A Corps, not a Club

Ever since the Indian Women’s Press Corps (IWPC) was founded 25 years ago, there have been occasional sneers and jeers questioning the need for a separate forum for women journalists. The misplaced logic is that opening a body exclusively for women scribes is tantamount to dividing the profession on gender lines. Women journalists fought hard to be recognised as equal to their male colleagues, and by forming a separate organisation have turned the clock back, is the argument.
Curiously, those who protest self-righteously against being associated with gender-based journalist organisations have no qualms about being active members and even office-bearers of various other media bodies, in which membership is also restricted, whether in terms of professional designation, field of coverage, print, TV and so forth.
As one of the founding members of the IWPC, I have frequently been asked: Why the need for an IWPC when there is the Press Club of India (PCI), which is open to all journalists? The answer is that the corps, not club as it is often mistakenly referred to, was started with rather different objectives from the more jolly PCI, which was originally meant to be a convivial watering hole, a place to unwind after long hours at work.
The IWPC was conceived not simply as a cheap and convenient meeting place. It was to be a professional forum upholding standards of journalism and fighting for important issues concerning press freedom.
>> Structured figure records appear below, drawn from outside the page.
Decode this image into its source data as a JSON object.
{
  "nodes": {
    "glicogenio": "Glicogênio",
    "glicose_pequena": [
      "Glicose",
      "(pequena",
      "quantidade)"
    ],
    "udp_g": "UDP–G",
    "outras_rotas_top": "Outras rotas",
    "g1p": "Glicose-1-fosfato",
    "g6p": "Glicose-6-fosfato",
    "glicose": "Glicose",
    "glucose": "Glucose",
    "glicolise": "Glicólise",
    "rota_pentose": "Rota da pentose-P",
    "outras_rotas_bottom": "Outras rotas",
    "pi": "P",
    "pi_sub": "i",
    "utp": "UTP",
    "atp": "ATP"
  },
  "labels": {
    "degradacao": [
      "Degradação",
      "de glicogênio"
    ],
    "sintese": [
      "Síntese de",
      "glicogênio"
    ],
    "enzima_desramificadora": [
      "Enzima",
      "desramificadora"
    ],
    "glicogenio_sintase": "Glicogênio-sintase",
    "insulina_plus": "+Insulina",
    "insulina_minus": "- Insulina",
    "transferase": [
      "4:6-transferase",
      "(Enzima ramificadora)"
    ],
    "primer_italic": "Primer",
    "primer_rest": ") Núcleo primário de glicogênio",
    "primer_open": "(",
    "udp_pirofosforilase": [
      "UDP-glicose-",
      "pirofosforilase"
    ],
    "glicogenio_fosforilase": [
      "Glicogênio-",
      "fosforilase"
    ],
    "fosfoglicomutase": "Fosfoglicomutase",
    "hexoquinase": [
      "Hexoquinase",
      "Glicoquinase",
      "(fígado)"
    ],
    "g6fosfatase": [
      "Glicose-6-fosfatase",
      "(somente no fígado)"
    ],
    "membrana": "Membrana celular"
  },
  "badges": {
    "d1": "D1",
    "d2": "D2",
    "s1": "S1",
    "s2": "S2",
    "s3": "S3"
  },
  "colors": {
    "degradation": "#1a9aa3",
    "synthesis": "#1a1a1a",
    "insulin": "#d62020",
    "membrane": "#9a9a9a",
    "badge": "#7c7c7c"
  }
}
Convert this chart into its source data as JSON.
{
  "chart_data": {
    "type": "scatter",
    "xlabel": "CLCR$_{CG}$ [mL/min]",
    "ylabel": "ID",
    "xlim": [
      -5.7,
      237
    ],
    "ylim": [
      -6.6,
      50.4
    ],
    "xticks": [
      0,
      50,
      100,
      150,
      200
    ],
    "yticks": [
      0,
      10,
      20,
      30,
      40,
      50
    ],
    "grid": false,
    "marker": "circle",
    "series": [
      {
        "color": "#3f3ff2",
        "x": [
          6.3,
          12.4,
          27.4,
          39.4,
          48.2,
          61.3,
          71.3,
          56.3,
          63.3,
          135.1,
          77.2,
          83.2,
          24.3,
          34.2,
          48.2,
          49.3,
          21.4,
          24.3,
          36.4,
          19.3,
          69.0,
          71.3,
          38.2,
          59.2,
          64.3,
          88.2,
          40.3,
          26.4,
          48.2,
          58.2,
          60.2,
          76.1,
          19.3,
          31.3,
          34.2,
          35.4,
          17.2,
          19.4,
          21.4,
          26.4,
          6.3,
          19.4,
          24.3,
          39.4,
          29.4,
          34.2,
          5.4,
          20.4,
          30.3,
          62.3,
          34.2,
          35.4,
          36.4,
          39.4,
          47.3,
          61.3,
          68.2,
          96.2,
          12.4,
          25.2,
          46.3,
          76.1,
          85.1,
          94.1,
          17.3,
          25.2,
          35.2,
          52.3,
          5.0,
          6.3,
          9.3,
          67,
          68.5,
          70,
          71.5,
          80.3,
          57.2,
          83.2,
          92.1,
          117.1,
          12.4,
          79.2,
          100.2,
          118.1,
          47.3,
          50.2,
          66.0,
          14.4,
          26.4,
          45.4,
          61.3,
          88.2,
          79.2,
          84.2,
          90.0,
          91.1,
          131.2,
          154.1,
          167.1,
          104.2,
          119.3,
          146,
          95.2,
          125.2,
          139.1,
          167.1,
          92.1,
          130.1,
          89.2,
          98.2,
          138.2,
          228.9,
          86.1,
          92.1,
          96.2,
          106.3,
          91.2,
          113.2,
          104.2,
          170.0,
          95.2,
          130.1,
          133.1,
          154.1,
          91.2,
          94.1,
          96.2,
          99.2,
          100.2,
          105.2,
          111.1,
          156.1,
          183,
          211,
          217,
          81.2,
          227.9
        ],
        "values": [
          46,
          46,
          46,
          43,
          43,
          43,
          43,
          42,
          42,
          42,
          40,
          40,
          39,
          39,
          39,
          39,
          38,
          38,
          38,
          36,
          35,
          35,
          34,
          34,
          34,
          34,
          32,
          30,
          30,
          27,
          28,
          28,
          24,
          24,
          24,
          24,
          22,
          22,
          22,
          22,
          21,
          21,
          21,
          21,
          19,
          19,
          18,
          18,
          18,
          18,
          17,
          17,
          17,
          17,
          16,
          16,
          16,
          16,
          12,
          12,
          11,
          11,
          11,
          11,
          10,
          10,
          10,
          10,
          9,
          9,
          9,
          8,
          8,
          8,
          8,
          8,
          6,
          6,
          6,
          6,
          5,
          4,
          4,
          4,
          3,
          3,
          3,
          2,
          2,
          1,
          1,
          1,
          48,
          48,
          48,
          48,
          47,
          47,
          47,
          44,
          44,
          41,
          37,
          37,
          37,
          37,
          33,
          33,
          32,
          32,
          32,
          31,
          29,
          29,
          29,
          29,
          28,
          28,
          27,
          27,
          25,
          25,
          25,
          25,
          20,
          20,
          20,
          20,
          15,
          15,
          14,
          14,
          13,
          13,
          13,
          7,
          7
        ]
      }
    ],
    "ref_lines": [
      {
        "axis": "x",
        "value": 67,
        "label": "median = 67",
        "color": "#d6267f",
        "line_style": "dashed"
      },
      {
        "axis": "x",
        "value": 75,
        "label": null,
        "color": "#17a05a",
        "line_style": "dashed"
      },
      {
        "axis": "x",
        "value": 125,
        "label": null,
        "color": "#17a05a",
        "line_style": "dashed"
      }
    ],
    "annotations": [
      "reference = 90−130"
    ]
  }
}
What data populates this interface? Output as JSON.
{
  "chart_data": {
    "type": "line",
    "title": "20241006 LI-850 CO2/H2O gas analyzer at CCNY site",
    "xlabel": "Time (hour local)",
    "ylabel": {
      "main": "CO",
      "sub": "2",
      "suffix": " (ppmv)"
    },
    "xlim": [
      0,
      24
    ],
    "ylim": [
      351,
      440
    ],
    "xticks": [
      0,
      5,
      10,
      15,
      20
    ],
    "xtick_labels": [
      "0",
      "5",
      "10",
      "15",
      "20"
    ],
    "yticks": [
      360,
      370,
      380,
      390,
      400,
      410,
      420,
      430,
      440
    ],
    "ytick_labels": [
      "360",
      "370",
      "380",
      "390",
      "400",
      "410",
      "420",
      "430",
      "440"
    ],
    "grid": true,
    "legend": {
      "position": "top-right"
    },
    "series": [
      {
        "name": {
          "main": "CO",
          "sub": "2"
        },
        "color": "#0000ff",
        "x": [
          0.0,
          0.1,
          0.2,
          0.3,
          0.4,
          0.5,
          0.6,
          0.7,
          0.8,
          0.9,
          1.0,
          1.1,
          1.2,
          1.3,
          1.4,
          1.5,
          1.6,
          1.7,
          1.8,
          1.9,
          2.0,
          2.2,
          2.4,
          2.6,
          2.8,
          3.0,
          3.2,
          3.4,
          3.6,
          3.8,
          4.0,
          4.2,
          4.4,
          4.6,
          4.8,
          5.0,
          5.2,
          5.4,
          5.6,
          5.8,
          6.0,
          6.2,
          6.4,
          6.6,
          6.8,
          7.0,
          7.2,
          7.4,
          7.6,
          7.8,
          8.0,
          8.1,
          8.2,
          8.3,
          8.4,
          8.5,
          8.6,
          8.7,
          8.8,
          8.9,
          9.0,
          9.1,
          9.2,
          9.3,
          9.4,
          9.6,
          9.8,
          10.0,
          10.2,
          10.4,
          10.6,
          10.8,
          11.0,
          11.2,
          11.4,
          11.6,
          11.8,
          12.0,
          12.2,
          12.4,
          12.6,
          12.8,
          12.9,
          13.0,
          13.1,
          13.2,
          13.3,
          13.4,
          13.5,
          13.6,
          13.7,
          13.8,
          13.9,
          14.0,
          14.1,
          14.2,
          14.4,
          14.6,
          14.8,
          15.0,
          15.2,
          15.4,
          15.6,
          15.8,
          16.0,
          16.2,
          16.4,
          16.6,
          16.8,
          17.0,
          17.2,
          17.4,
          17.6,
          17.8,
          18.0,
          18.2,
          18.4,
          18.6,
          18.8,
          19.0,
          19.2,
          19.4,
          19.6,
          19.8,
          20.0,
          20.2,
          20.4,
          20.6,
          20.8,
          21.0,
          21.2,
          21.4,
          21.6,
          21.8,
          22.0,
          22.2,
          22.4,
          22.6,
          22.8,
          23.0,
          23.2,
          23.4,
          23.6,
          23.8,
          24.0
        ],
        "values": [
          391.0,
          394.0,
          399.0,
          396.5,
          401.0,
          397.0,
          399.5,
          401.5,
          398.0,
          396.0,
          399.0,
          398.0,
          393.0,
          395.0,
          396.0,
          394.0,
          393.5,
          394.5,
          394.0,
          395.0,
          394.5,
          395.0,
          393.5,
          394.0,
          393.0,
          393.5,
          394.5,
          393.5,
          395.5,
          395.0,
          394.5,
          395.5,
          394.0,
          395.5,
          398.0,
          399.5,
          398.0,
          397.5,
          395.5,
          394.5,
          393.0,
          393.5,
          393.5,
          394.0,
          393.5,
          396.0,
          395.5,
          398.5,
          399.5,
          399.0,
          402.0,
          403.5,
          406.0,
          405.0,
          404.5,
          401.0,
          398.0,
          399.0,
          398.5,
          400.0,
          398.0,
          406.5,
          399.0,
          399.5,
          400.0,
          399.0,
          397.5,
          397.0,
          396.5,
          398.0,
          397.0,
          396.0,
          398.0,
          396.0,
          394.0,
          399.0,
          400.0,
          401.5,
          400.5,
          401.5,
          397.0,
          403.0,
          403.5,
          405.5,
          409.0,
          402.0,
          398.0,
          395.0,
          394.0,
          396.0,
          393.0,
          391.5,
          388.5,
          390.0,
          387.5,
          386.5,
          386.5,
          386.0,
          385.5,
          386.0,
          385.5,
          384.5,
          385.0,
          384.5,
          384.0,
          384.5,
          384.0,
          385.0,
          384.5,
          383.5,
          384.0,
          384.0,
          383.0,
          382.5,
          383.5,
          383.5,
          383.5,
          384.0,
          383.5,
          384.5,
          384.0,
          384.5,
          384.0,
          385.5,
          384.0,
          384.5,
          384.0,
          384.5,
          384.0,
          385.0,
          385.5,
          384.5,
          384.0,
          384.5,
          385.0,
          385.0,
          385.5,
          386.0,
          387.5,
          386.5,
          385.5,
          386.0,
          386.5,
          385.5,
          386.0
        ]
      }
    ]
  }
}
It would provide even junior members an opportunity to interact with people in the news and organise meaningful discussions on topical issues.
Another important objective was to act as a support group for women in a profession where the demanding work schedule, unconventional hours and low wages, at least when women first entered the media, put a strain on a woman journalist’s social and family life. When I joined as a reporter in Delhi in the early 1970s, there was no such thing as a separate toilet for women either in my newspaper or near the Press Gallery in Parliament. Even the PCI women’s toilet was an apology of a loo. While reporters had their scooters, women had to rely on the erratic and infrequent bus service or else blow up most of their earnings hiring autorickshaws. The neighbours wondered whether you worked in a night club, or worse, when the battered office van dropped you home at 1 am or 2 am after night duty.
It was my friend and former colleague Kalyani Shankar, who originally conceived the concept of the IWPC. And it was she who was enterprising enough to even pinpoint a government bungalow lying vacant for many years, 5 Windsor Place. Kalyani, Saroj Nagi and myself quietly make a recce of the mysterious place.
It was thanks to then Prime Minister P V Narasimha Rao’s support and our persistence that our dream actually fructified. I still recall with a chuckle our meeting with Prime Minister Rao. A group of five of us, Kalayani, Mrinal Pande, Usha Rai, Rashme Saksena and myself met the PM and presented him a letter on behalf of the IWPC requesting that the government allot us a bungalow. The master draftsman for his party indicated approval of our drafting skills, noting we had made all the rights points and then sensibly ended by suggesting a solution; a possible place. Rao, as was his style, sat stony faced not indicating what he was thinking.
To our astonishment his normally uncommunicative media adviser Prasad came up with an additional argument, which may have proved the clincher. A godly old-fashioned sort, Prasad whispered to Rao that he had perhaps read in the newspapers about the Delhi Press Club a week earlier (The PCI was in the news because a real estate agent was shot there.) This was certainly not the reason we had thought of forming the IWPC and the shooting was really a one-off freak accident. But it was an argument which seemed to have added weight to our petition.
The PM nodded his head slowly, picked up the phone and spoke directly to the Housing Minister Sheila Kaul informing her that a delegation from the IWPC would meet her and she should give us a cup of tea. He was a man of few words but Kaul got the message that her ministry could procrastinate no longer. The specious excuse for not allotting the vacant building was that the roof was leaking. However, the purported hole in the ceiling somehow mysteriously disappeared when we moved in. Though the CPWD has very graciously helped in making all kinds of improvements and repairs at Windsor Place over the years, mercifully the roof has remained intact.
A quarter century later the centrally located headquarters of the IWPC has grown way beyond the wildest dreams of the 18 founder members.